Before the ink dried on the United States Supreme Court decision that struck down an unconstitutional student-loan cancellation program, the United States Department of Education rushed to announce several equally unlawful loan cancellation schemes. If left unchecked, one of these plans could cost American taxpayers $175 billion.
CASE UPDATE: On May 17, 2024, the Sixth Circuit Court of Appeals has dismissed an appeal based on standing. The Mackinac Center, NCLA and Cato Institute are considering their legal options.
In June 2023, the United States Supreme Court struck down an unconstitutional $430 billion student-loan cancellation program that had previously been announced by the United States Department of Education. Before the ink had dried on the Supreme Court decision however, the Department of Education rushed to announce several equally unlawful loan cancellation schemes.
This new plan would mean the immediate cancelation of $39 billion owed to the Treasury by more than 800,000 student-loan borrowers, starting on August 13th. Additionally, the plan was put on an accelerated schedule, apparently designed to evade judicial review.
The $39 billion cancellation is part of a broader plan to wipe out the federal student-loan debt of more than 3.6 million borrowers. The Department of Education is crediting borrowers with at least three years of “forbearance” from making monthly payments on their loans under the Public Service Loan Forgiveness (PSLF) and Income-Drive Repayment (IDR) programs.
The PSLF and IDR programs allow borrowers to have loans forgiven either by making qualified payments based on income, or by making payments while working for certain employers, such as the government or charities.
The issue, however, is that the PSLF and IDR statutes are both clear that they require monthly payments for periods of 10 or 20 years respectively. By attempting to allow three years of non-payments to count as payments, the Department of Education is violating both the spirit and the letter of these programs.

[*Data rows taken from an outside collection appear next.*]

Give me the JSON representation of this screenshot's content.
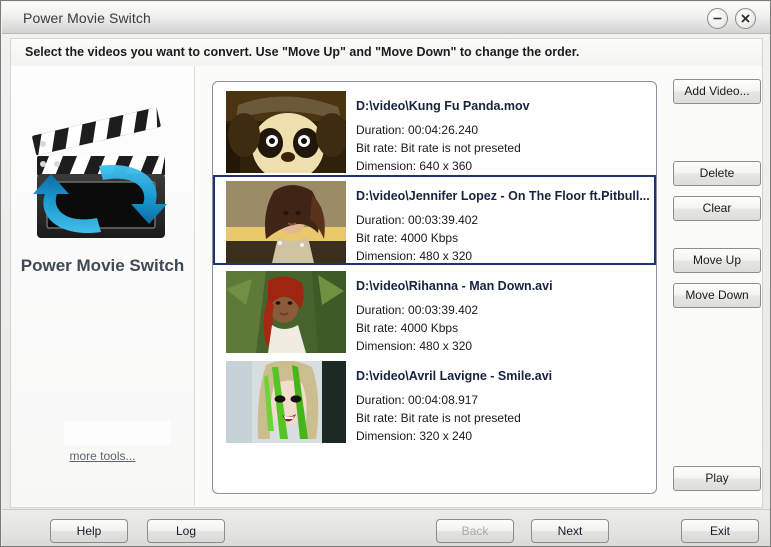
{
  "window": {
    "title": "Power Movie Switch",
    "minimize_icon": "minimize-icon",
    "close_icon": "close-icon"
  },
  "instruction": {
    "text": "Select the videos you want to convert. Use \"Move Up\" and \"Move Down\" to change the order."
  },
  "brand": {
    "logo_icon": "movie-clapperboard-convert-icon",
    "title": "Power Movie Switch",
    "more_tools_label": "more tools..."
  },
  "video_list": {
    "items": [
      {
        "thumbnail": "kung-fu-panda-thumbnail",
        "path": "D:\\video\\Kung Fu Panda.mov",
        "duration": "Duration: 00:04:26.240",
        "bitrate": "Bit rate: Bit rate is not preseted",
        "dimension": "Dimension: 640 x 360",
        "selected": false
      },
      {
        "thumbnail": "jennifer-lopez-thumbnail",
        "path": "D:\\video\\Jennifer Lopez - On The Floor ft.Pitbull...",
        "duration": "Duration: 00:03:39.402",
        "bitrate": "Bit rate: 4000 Kbps",
        "dimension": "Dimension: 480 x 320",
        "selected": true
      },
      {
        "thumbnail": "rihanna-thumbnail",
        "path": "D:\\video\\Rihanna - Man Down.avi",
        "duration": "Duration: 00:03:39.402",
        "bitrate": "Bit rate: 4000 Kbps",
        "dimension": "Dimension: 480 x 320",
        "selected": false
      },
      {
        "thumbnail": "avril-lavigne-thumbnail",
        "path": "D:\\video\\Avril Lavigne - Smile.avi",
        "duration": "Duration: 00:04:08.917",
        "bitrate": "Bit rate: Bit rate is not preseted",
        "dimension": "Dimension: 320 x 240",
        "selected": false
      }
    ]
  },
  "side_buttons": {
    "add_video": "Add Video...",
    "delete": "Delete",
    "clear": "Clear",
    "move_up": "Move Up",
    "move_down": "Move Down",
    "play": "Play"
  },
  "footer": {
    "help": "Help",
    "log": "Log",
    "back": "Back",
    "next": "Next",
    "exit": "Exit",
    "back_disabled": true
  },
  "colors": {
    "selection_border": "#1f3271",
    "title_text": "#16233e",
    "brand_text": "#3f4a55",
    "window_bg": "#f2f2f0"
  }
}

In addition to illegally accelerating PSLF and IDR loan-forgiveness timelines, the “One-Time Account Adjustment” scheme will outright cancel a massive amount of debt owed to the Treasury. If enacted, 800,000 borrowers would see their debt cancelled three years early, at a cost of $39 billion. But that’s just the tip of the iceberg. If 3.6 million borrowers each make 36 fewer monthly payments, resulting in a total of 130 million fewer payments, the cost to taxpayers will be $175 billion.
On August 4, 2023, the New Civil Liberties Alliance filed suit on behalf of the Mackinac Center for Public Policy and the Cato Institute. The Alliance argues the Department of Education’s actions violate the Constitution’s Appropriations Clause, which grants Congress near-exclusive authority to cancel debt owed to the Treasury. Even if Congress has delegated some authority to the Department of Education, it would still have needed to adopt this plan through the required rulemaking process under the Administrative Procedure Act. Instead, the Department simply issued a press release that did not identify any law providing the authority to enact the Department’s plan.
The Department of Education’s plans are bad policy, unlawfully enacted. Neither the President nor the administrative state has the authority to forgive student loans without Congressional approval. The Mackinac Center has previously challenged and will continue to challenge unlawful violations of the Constitution’s separation of powers.
On August 11th, the lawsuit was dismissed due to lack of standing. The Mackinac Center Legal Foundation filed an appeal on August 15th.
The Sixth Circuit Court of Appeals affirmed the district court's decision and dismissed the case on standing. The NCLA, Mackinac Center, and Cato Institute are reviewing their legal options.